Divenuto vice commissario del Corpo di pubblica sicurezza e inviato alla Divisione affari generali e riservati, Ufficio confino politico, nel 1937 fu nominato vice direttore della colonia penale di Ponza, nel 1939 della colonia di confino politico di Ventotene e poi, promosso commissario, ne divenne direttore.[3]

Il 28 luglio 1943 giunse nel piccolo porto dell'isola Benito Mussolini, che il governo Badoglio aveva deciso di confinare a Ventotene; ma Guida, direttore della colonia, per ragioni di sicurezza, considerata la presenza di quasi novecento confinati e della bene armata guarnigione tedesca (che si occupava di un potente radar), decise di non accogliere la corvetta Persefone che si diresse allora verso la vicina Ponza.[4] Guida restò a Ventotene fino ad agosto[5].

Dal 23 settembre 1943 fu trasferito alla questura di Roma e dal 22 gennaio 1945 commissario aggiunto a Marino.

Finita la guerra uscì assolto dal successivo processo per l'epurazione dopo la liberazione: avrebbe infatti ampiamente collaborato con il socialista Corrado Bonfantini delle brigate Matteotti,[6] mentre il comunista Ruggero Grieco in difesa di Guida scrisse una nota a Pietro Nenni, conservata nell'Archivio Centrale dello Stato-Affari dell'Alto commissario per le sanzioni contro il fascismo.[7] Tra i beneficiari dell'amnistia Togliatti, rimase quindi in Polizia e fece carriera divenendo negli anni successivi questore di Gorizia e di Trieste.
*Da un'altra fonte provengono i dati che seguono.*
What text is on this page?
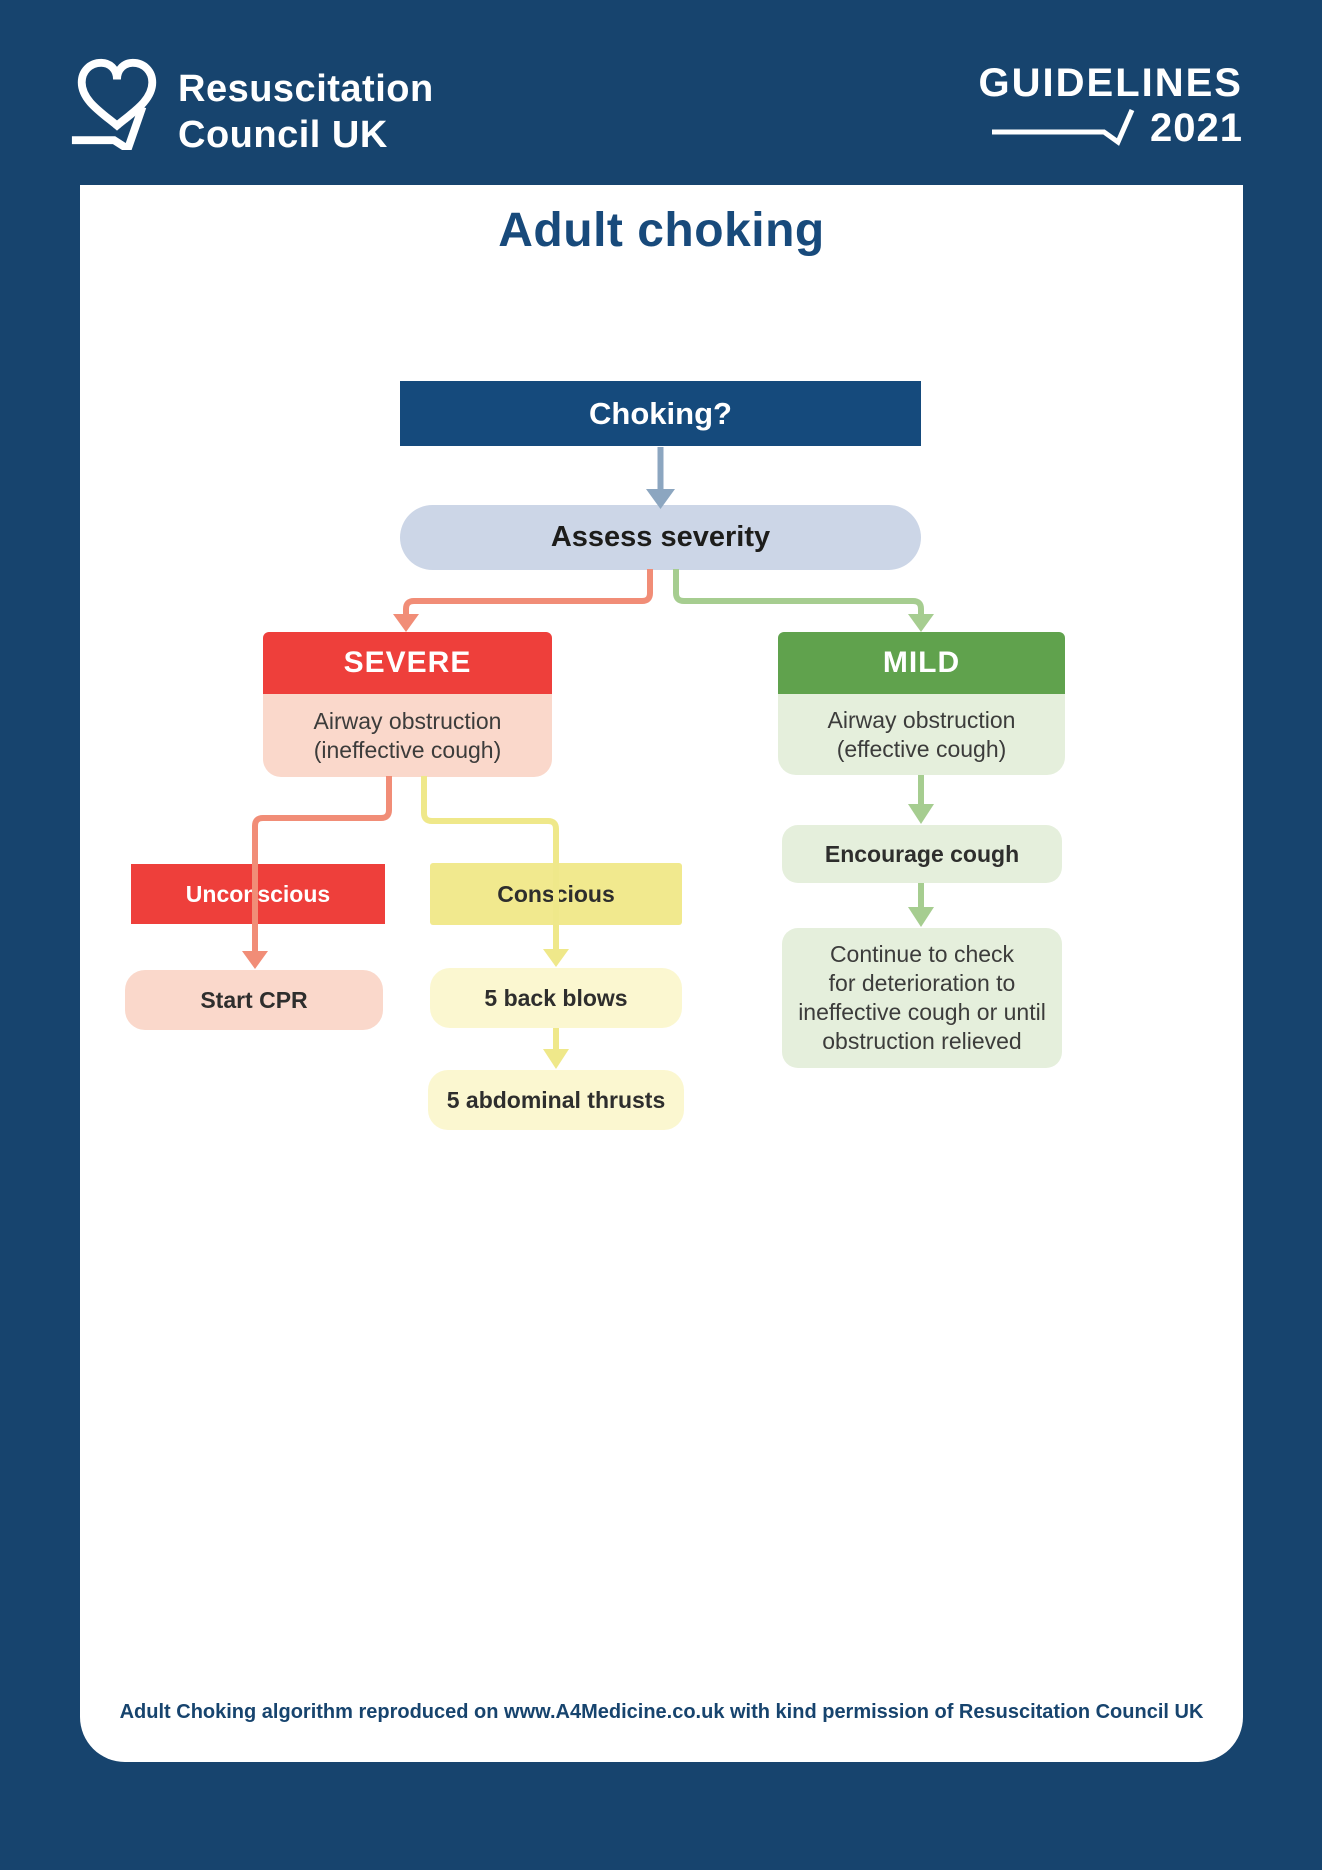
Resuscitation
Council UK
GUIDELINES
2021
Adult choking
Choking?
Assess severity
SEVERE
Airway obstruction
(ineffective cough)
MILD
Airway obstruction
(effective cough)
Unconscious	Conscious
Start CPR	5 back blows
5 abdominal thrusts
Encourage cough
Continue to check
for deterioration to
ineffective cough or until
obstruction relieved
Adult Choking algorithm reproduced on www.A4Medicine.co.uk with kind permission of Resuscitation Council UK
Nel 1968 è questore a Torino. Durante degli scontri nel corso degli scioperi degli operai FIAT del giugno e luglio 1969, venne ferito in fronte da una pietra e trasferito a Milano[8] dall'allora ministro dell'interno, Franco Restivo. Diresse quindi le indagini seguenti la strage di piazza Fontana del 12 dicembre 1969, spingendo verso la pista anarchica – poi rivelatasi un depistaggio[9] e fu coinvolto, come superiore del commissario Luigi Calabresi, nel caso dell'uccisione per defenestramento dell'anarchico Giuseppe Pinelli.

Fece scalpore nel dicembre 1969 il rifiuto dell'allora presidente della Camera, Sandro Pertini – recluso sotto il fascismo proprio a Ventotene –, arrivato in visita alla stazione di Milano Centrale dopo la morte di Pinelli, di stringergli la mano:[10] con il suo gesto Pertini volle porre seri dubbi sulla presunta collaborazione di Guida con la Resistenza oltreché, come aggiungerà in un'intervista del 1973 a Oriana Fallaci, sottolineare come su questi «gravava l'ombra della morte» di Pinelli.[10] In aggiunta a ciò, nella lettera aperta a L'Espresso del 13 giugno 1971 contro il commissario Calabresi, un centinaio di intellettuali denunciarono l'«arbitrio calunnioso» di Guida, in quanto aveva sostenuto che Pinelli si fosse suicidato.[11]

Nel corso del 1970, intanto, era stato promosso ispettore generale e trasferito al ministero dell'interno a Roma, fino alla pensione. Trasferitosi a Trieste, vi visse con moglie e due figlie sino al 1990, anno della sua morte all'età di 77 anni.[1]